To a man who, by his journeys to foreign lands, has viewed many lands with care, by his studies has viewed every place the wide world over, so that, like a modern Ulysses, he may gather from every people, everywhere, all that each has to offer.

  To a polyglot, master of many tongues, on whose lips languages once wholly dead live again with such vigor and might that every speech, when it is employed to praise him, loses its power of utterance — he is, himself, thorough master of them all, so that he understands the expressions of admiration and approval called forth from the peoples by his singualr wisdom.

  To a man whose endowments of mind and body move the senses to admiration, and yet through that very admiration rob every man of power to move, whose masterpieces urge all men to applause, yet by their grace, their charm, rob of voice all who mean to applaud.

  To a man in whose memory the whole wide world is lodged, in whose intellect is wisdom, in whose affections is an ardent passion for glory, in whose mouth is eloquence, who, with astronomy as his guide, hears the harmonious strains of the heavenly spheres, with philosophy as his teacher reads and interprets the true meaning of those marvels of nature by which the greatness of God is portrayed, who, with incessant reading of these authors as his companion, probes the hidden mysteries of bygone days, restores what the lapse of the ages has laid low, and traverses the intricacies of learning.

Seeking, restoring, researching.
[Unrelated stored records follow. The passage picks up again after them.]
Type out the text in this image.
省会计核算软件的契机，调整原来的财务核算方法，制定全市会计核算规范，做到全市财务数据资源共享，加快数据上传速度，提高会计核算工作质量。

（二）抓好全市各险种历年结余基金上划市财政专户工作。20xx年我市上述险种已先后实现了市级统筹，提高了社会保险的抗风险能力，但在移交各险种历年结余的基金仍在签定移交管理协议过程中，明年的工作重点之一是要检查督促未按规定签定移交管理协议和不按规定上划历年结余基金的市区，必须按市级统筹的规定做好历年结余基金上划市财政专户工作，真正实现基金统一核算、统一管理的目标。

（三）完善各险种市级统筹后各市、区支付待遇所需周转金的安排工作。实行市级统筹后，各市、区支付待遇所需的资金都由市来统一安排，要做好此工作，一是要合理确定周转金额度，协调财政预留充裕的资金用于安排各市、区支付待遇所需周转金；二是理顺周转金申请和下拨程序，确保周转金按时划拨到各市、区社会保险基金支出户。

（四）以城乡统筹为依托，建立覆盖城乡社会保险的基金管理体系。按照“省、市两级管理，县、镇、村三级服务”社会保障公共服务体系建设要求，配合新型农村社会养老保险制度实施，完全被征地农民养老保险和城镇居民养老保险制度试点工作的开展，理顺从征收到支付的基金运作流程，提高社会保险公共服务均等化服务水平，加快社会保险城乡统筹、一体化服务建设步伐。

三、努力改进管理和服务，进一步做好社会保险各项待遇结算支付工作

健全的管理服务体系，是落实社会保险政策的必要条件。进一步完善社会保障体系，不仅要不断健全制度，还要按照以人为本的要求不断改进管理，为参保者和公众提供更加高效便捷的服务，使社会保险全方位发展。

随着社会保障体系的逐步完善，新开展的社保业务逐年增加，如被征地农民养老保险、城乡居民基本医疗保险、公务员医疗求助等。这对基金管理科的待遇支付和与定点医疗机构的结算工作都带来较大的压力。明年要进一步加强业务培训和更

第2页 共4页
Why do I undertake this arduous task?

  To him, in the publishing of whose merits the tongues of Rumor herself would prove too few, whose merits are not eulogized as they deserve even by the spellbound admiration of the world, to him, by way of reverence and affection, this tribute of admiration, the just reward of his merits, is offered by Charles Dati, a Patrician of Florence.

Offered to this great man by his humble servant, passionate lover of such outstanding merit.